By Paul Kedrosky · Tuesday, March 18, 2008 ·

I wrote here a while back about what has really been happening over the last few months is a run on the shadow banking system, a kind of non-bank bank run. If that's true, you can see why some are arguing that deposit-taking institutions have been able to find succor in the arms of the Feds, while non-banks -- i.e., Bear Stearns -- have not had that luxury.

The upshot? You could credibly argue that having allowed loan syndication to wildly expand the  total amount of credit in the U.S. economy, to the benefit, for the most part, of all of us, the non-bank banks were dropped out at the first sign of trouble last summer.
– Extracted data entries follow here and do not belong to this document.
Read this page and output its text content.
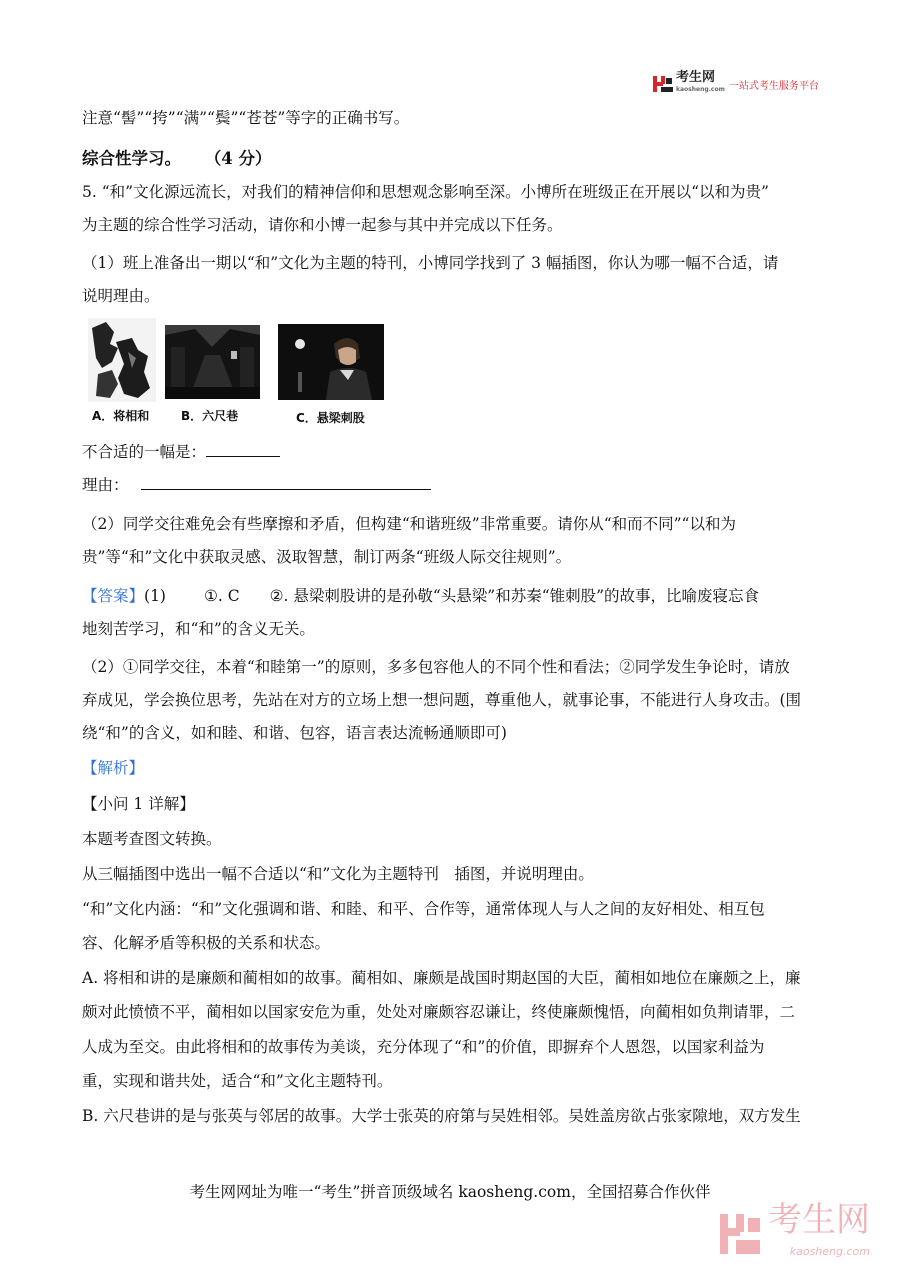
考生网
kaosheng.com 一站式考生服务平台
注意“髻”“挎”“满”“鬓”“苍苍”等字的正确书写。
综合性学习。 （4 分）
5. “和”文化源远流长，对我们的精神信仰和思想观念影响至深。小博所在班级正在开展以“以和为贵”
为主题的综合性学习活动，请你和小博一起参与其中并完成以下任务。
（1）班上准备出一期以“和”文化为主题的特刊，小博同学找到了 3 幅插图，你认为哪一幅不合适，请
说明理由。
A．将相和	B．六尺巷	C．悬梁刺股
不合适的一幅是：
理由：
（2）同学交往难免会有些摩擦和矛盾，但构建“和谐班级”非常重要。请你从“和而不同”“以和为
贵”等“和”文化中获取灵感、汲取智慧，制订两条“班级人际交往规则”。
【答案】(1) ①. C ②. 悬梁刺股讲的是孙敬“头悬梁”和苏秦“锥刺股”的故事，比喻废寝忘食
地刻苦学习，和“和”的含义无关。
（2）①同学交往，本着“和睦第一”的原则，多多包容他人的不同个性和看法；②同学发生争论时，请放
弃成见，学会换位思考，先站在对方的立场上想一想问题，尊重他人，就事论事，不能进行人身攻击。(围
绕“和”的含义，如和睦、和谐、包容，语言表达流畅通顺即可)
【解析】
【小问 1 详解】
本题考查图文转换。
从三幅插图中选出一幅不合适以“和”文化为主题特刊　插图，并说明理由。
“和”文化内涵：“和”文化强调和谐、和睦、和平、合作等，通常体现人与人之间的友好相处、相互包
容、化解矛盾等积极的关系和状态。
A. 将相和讲的是廉颇和蔺相如的故事。蔺相如、廉颇是战国时期赵国的大臣，蔺相如地位在廉颇之上，廉
颇对此愤愤不平，蔺相如以国家安危为重，处处对廉颇容忍谦让，终使廉颇愧悟，向蔺相如负荆请罪，二
人成为至交。由此将相和的故事传为美谈，充分体现了“和”的价值，即摒弃个人恩怨，以国家利益为
重，实现和谐共处，适合“和”文化主题特刊。
B. 六尺巷讲的是与张英与邻居的故事。大学士张英的府第与吴姓相邻。吴姓盖房欲占张家隙地，双方发生
考生网网址为唯一“考生”拼音顶级域名 kaosheng.com，全国招募合作伙伴
考生网
kaosheng.com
By cutting rates and not providing direct support to the brokers, the Fed essentially let the non-bank banks fall on their swords.

Buy any of that? I do, to some extent. The real issue is the backwardness of the monetary and financial regulatory system in the U.S. The current system, with its Fed support for traditional deposit-taking institutions, creates distortions, which is the way things go, but most of them favor the incumbents.

Of course, does that mean the Fed should go around bailing out banks and non-banks alike? Of course not, but then again the current system is uneven in its unfair, market-distorting impact. For crying out loud, at least have the decency to be uneven-handed in an even-handed way.